Federal Judge Yvonne Gonzalez Rogers issued a ruling Wednesday that hospitals had to use a new dispute resolution process to settle the feud with the drugmakers, which the hospitals cannot sue individually under federal law for 340B violations.”
Trump Drug Rebate Policy Delayed Until 2023 After Court Ruling: See the HHS announcement for more details.
AbbVie, Eli Lilly lead Big Pharma’s 2020 market cap growth as Merck, Gilead lag: “Among the top 10 companies with the largest market cap as of the end of 2020, AbbVie enjoyed the biggest year-over-year growth—a whopping 44.4% to $189.2 billion, according to numbers compiled by GlobalData. The Illinois pharma doesn’t have any prominent COVID products.

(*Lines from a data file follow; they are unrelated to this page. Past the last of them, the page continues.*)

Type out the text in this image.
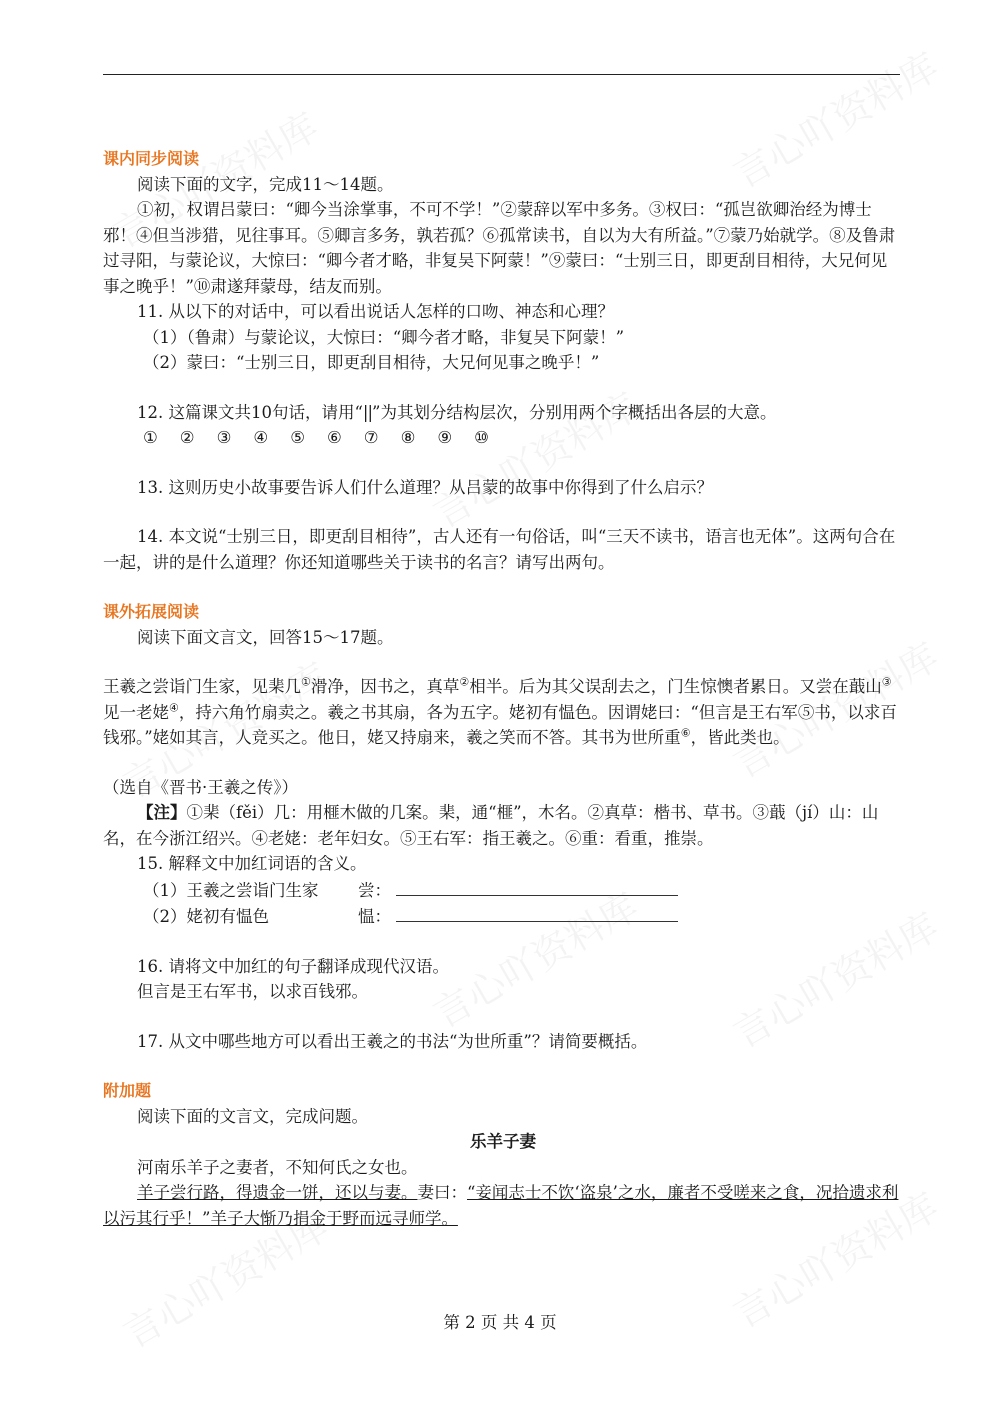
课内同步阅读

阅读下面的文字，完成11～14题。

①初，权谓吕蒙曰：“卿今当涂掌事，不可不学！”②蒙辞以军中多务。③权曰：“孤岂欲卿治经为博士邪！④但当涉猎，见往事耳。⑤卿言多务，孰若孤？⑥孤常读书，自以为大有所益。”⑦蒙乃始就学。⑧及鲁肃过寻阳，与蒙论议，大惊曰：“卿今者才略，非复吴下阿蒙！”⑨蒙曰：“士别三日，即更刮目相待，大兄何见事之晚乎！”⑩肃遂拜蒙母，结友而别。

11. 从以下的对话中，可以看出说话人怎样的口吻、神态和心理？

（1）（鲁肃）与蒙论议，大惊曰：“卿今者才略，非复吴下阿蒙！”

（2）蒙曰：“士别三日，即更刮目相待，大兄何见事之晚乎！”

12. 这篇课文共10句话，请用“||”为其划分结构层次，分别用两个字概括出各层的大意。

① ② ③ ④ ⑤ ⑥ ⑦ ⑧ ⑨ ⑩

13. 这则历史小故事要告诉人们什么道理？从吕蒙的故事中你得到了什么启示？

14. 本文说“士别三日，即更刮目相待”，古人还有一句俗话，叫“三天不读书，语言也无体”。这两句合在一起，讲的是什么道理？你还知道哪些关于读书的名言？请写出两句。

课外拓展阅读

阅读下面文言文，回答15～17题。

王羲之尝诣门生家，见棐几①滑净，因书之，真草②相半。后为其父误刮去之，门生惊懊者累日。又尝在蕺山③见一老姥④，持六角竹扇卖之。羲之书其扇，各为五字。姥初有愠色。因谓姥曰：“但言是王右军⑤书，以求百钱邪。”姥如其言，人竞买之。他日，姥又持扇来，羲之笑而不答。其书为世所重⑥，皆此类也。

（选自《晋书·王羲之传》）

【注】①棐（fěi）几：用榧木做的几案。棐，通“榧”，木名。②真草：楷书、草书。③蕺（jí）山：山名，在今浙江绍兴。④老姥：老年妇女。⑤王右军：指王羲之。⑥重：看重，推崇。

15. 解释文中加红词语的含义。

（1）王羲之尝诣门生家	尝：
（2）姥初有愠色	愠：

16. 请将文中加红的句子翻译成现代汉语。

但言是王右军书，以求百钱邪。

17. 从文中哪些地方可以看出王羲之的书法“为世所重”？请简要概括。

附加题

阅读下面的文言文，完成问题。

乐羊子妻

河南乐羊子之妻者，不知何氏之女也。

羊子尝行路，得遗金一饼，还以与妻。妻曰：“妾闻志士不饮‘盗泉’之水，廉者不受嗟来之食，况拾遗求利以污其行乎！”羊子大惭乃捐金于野而远寻师学。

第 2 页 共 4 页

In contrast, COVID-19 vaccine makers Pfizer and AstraZeneca both failed to beat their pre-COVID market valuation. It’s worth noting that Gilead Sciences, which sells the only fully FDA-approved COVID drug, Veklury, also saw its market cap drop—by 11.2% in its case—though it’s not a member of the top 10 class.”
Pharma's reputation rehab: A whopping two-thirds of Americans now offer a thumbs-up, Harris Poll finds: “Almost two-thirds of Americans now give the pharma industry a thumbs up. It’s a stunning reversal from just one year ago when only about one-third (32%) rated the industry positively, according to The Harris Poll surveys.
In its most recent February poll, 62% rated the pharma industry as a 5, 6 or 7 on a 7-point scale, with 1 equating to ‘very bad’ and 7 to ‘very good.’That’s an increase of 30 percentage points since January 2020, before the pandemic hit U.S. shores.”
About hospitals and health systems
CommonSpirit's net income triples to $1.9B in Q2: “CommonSpirit, a 140-hospital system based in Chicago, saw revenues rise in the second quarter of fiscal year 2021 and ended the period with a net gain, which was fueled by strong investment income growth.
CommonSpirit, formed in 2019 through the merger of San Francisco-based Dignity Health and Englewood, Colo.-based Catholic Health Initiatives, reported revenues of $8.3 billion in the second quarter of fiscal 2021, up from $7.5 billion a year earlier.”
It will be interesting to see if other systems report positive results based on increases in the market value of their investments.
Medicare Cuts Payment to 774 Hospitals Over Patient Complications: “The federal government has penalized 774 hospitals for having the highest rates of patient infections or other potentially avoidable medical complications. Those hospitals, which include some of the nation’s marquee medical centers, will lose 1% of their Medicare payments over 12 months.
The penalties, based on patients who stayed in the hospitals anytime between mid-2017 and 2019, before the pandemic, are not related to covid-19.”